Si aquella nave promovió en nos poco entusiasmo por hacernos a la mar, menos aún lo fueron otras que por carecer, adolecían hasta de puente, timón, borda o palos, y si la primera era maremagno atestado, esta segunda era tan exigua que como mucho permitía que uno, dos, cuatro y ocho individuos la usaran y todo ello valiéndose de remos cual galeotes condenados por el Rey nuestro señor. Cosa común en estos tiempos parece el uso de tales navíos en justas o competencias con el río como escenario y sumo esfuerzo supone el tripularlas, amén de que algunos destos, llamados canoas, son venidos de Indias, lo que nos sorprendió no poco.


17 junio, 2011

Calores...

          

          Como de esperar era, pasado San Antonio, finalizado el periplo romero y presta a celebrarse la festividad del Corpus, el temido astro rey ha comenzado a azotar calles y viviendas de esta Hispalis nuestra, con riesgo de derretir pavimentos y testas, y aunque es cosa común y sabida que el transcurrir de las estaciones consigo trae aquestas temperaturas y que el azogue de los termómetro se eleva sobremanera.




            Haciendo comparación de mis calendas de antaño con las de hogaño, hemos averiguado que los sevillanos soportan mal que bien el calor, y que por ello asemejánse a cartujos o benedictinos por aquello de recluirse en sus cubículos o a los indios de allende el Océano por su manera de vestir, abandonando basquiñas, jubones, sayas, manteos y calzas y haciendo uso de ropajes que en nuestra época habrían causado no poco escándalo por su ligereza y escasez, cuando no prefieren la diáspora a lugares lejanos y hasta desconocidos por nos…



            Llámanos la atención como el ingenio se agudiza por mor de buscar la ansiada umbría, y colocanse velas, sombrillas y toldos, y eso que hay lucidos árboles que prestan fresco cobijo al paseante, aunque a fuer de ser sinceros, notamos que son pocos e insuficientes.

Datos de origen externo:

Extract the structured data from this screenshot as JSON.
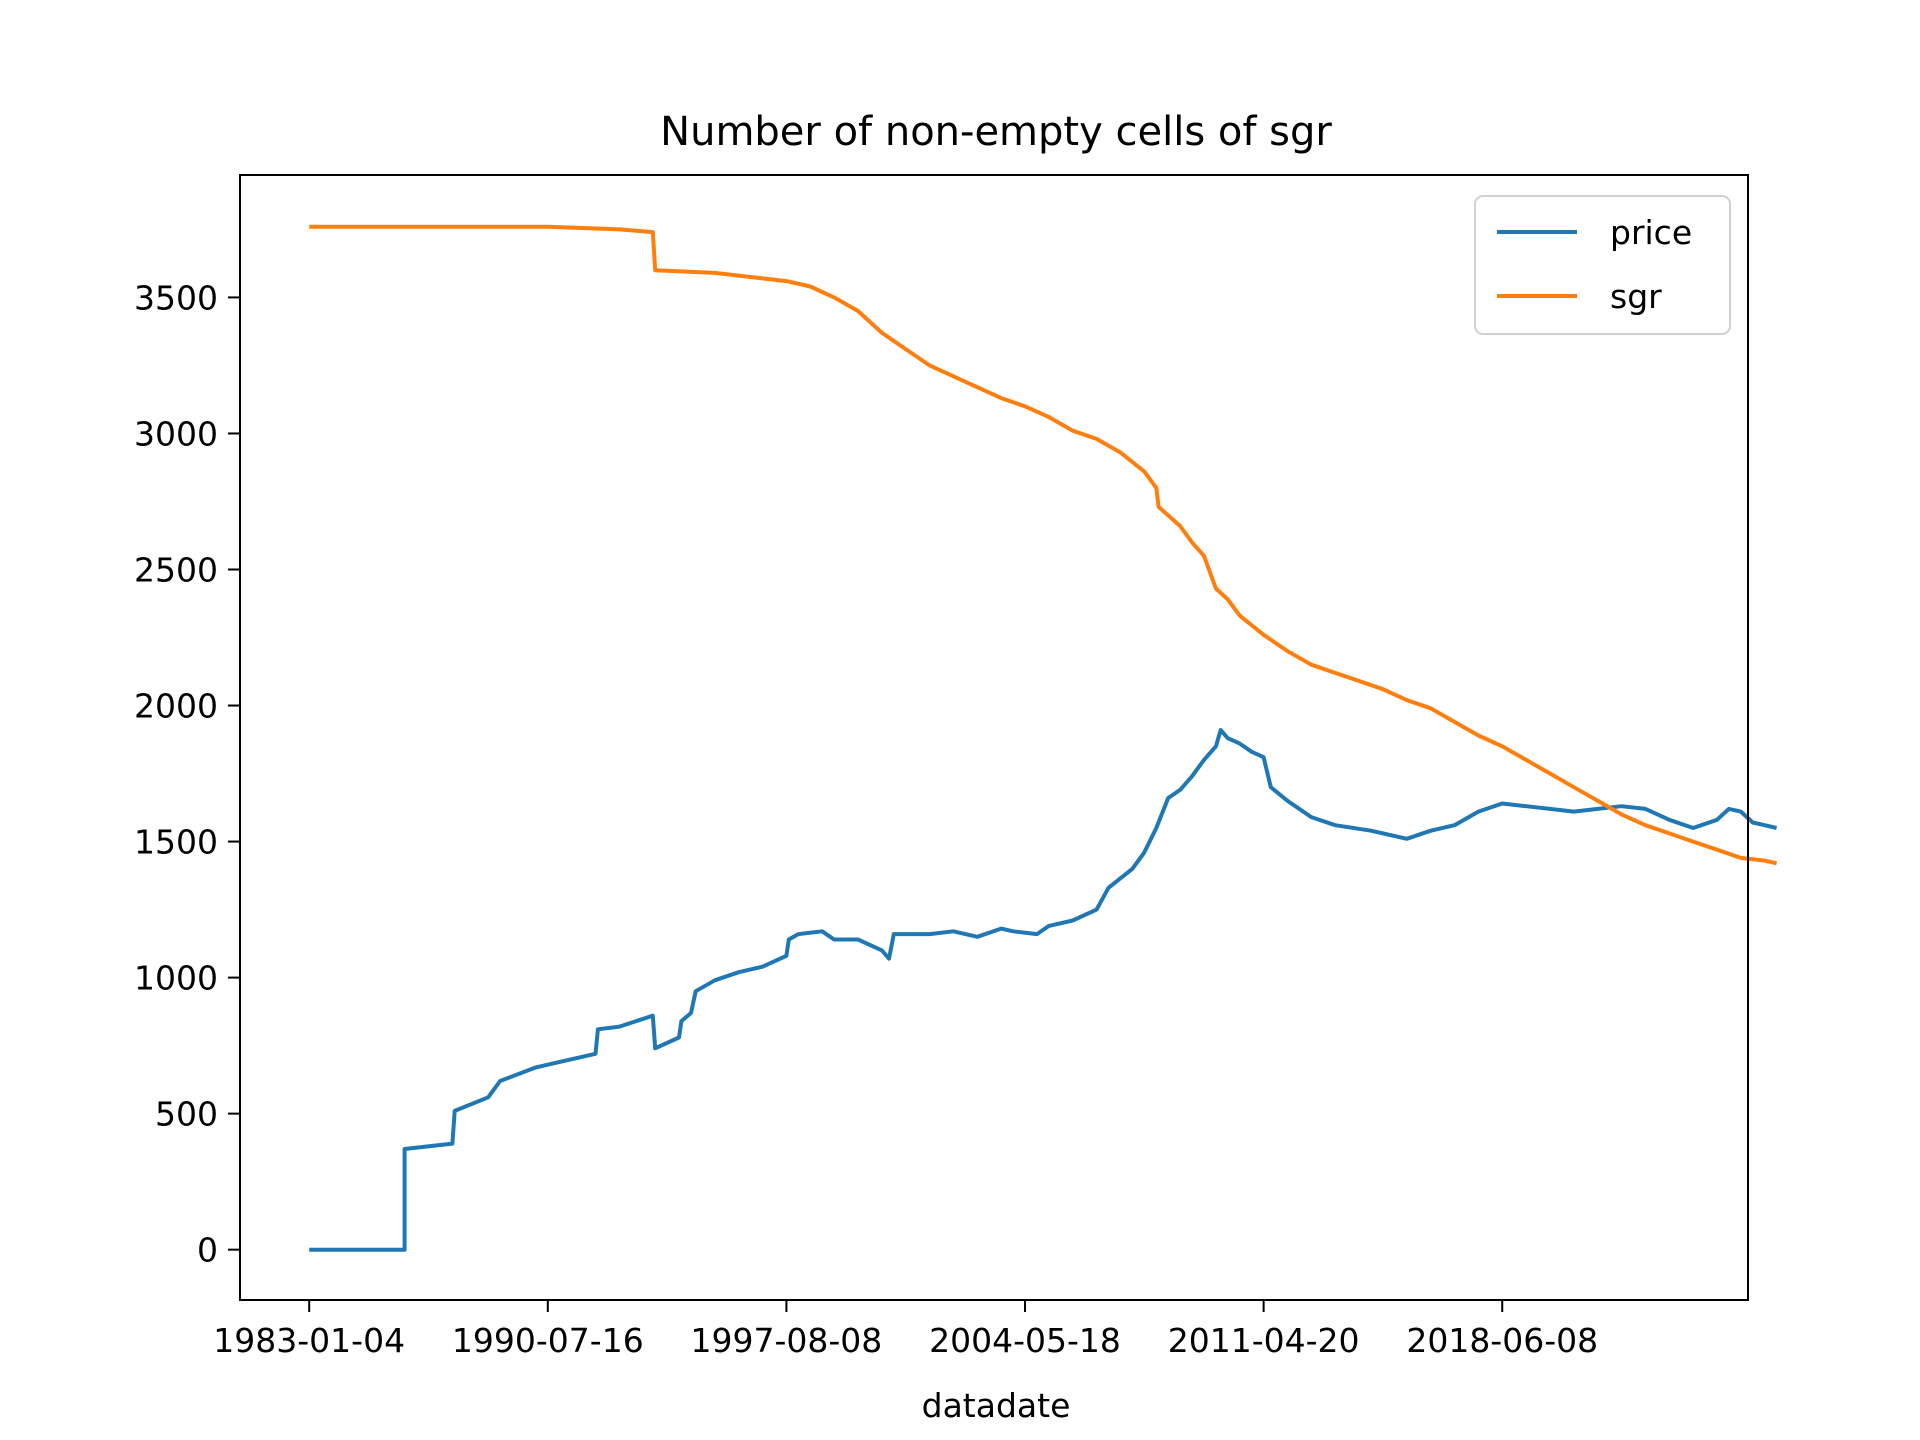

            Paseando por la ribera del Río apreciamos cómo cuadrillas de jóvenes hacen oídos sordos a prohibiciones y advertencias del Concejo, y que prefieren la recompensa del fresco baño en aguas del Betis (horrenda palabra para quien campea en otros colores) que el asumir el cierto riesgo del ahogamiento, no en vano, hasta hubo en mis tiempos Cofradía dedicada por entero a dar cristiana sepultura a los ahogados en el cauce.




            Item más, hasta en los propios templos se toman medidas, que si bien nos sorprenden en grado sumo, son bien acogidas por parroquianos o devotos, que una cosa es orar y otra padecer.



            Signo de los tiempos, la nieve que otro tiempo se traía de la Sierra en carromatos y conservábase con sumo cuidado agora se ha convertido en panoplia de golosinas.



            No tememos, por así decirlo, el calor desta ciudad, antes bien, hemos tomado la honrosa decisión de asumirlo en tanto procede del Creador y por tanto bienvenido ha de ser, mas no por ello relajaremos el evitarlo, que para eso hay espirituosas bebidas, como las extraídas de allende la Cruz del Campo, con las que calmar la sed y no faltarán lugares dónde acomodarse con clara temperatura y mejor ambiente.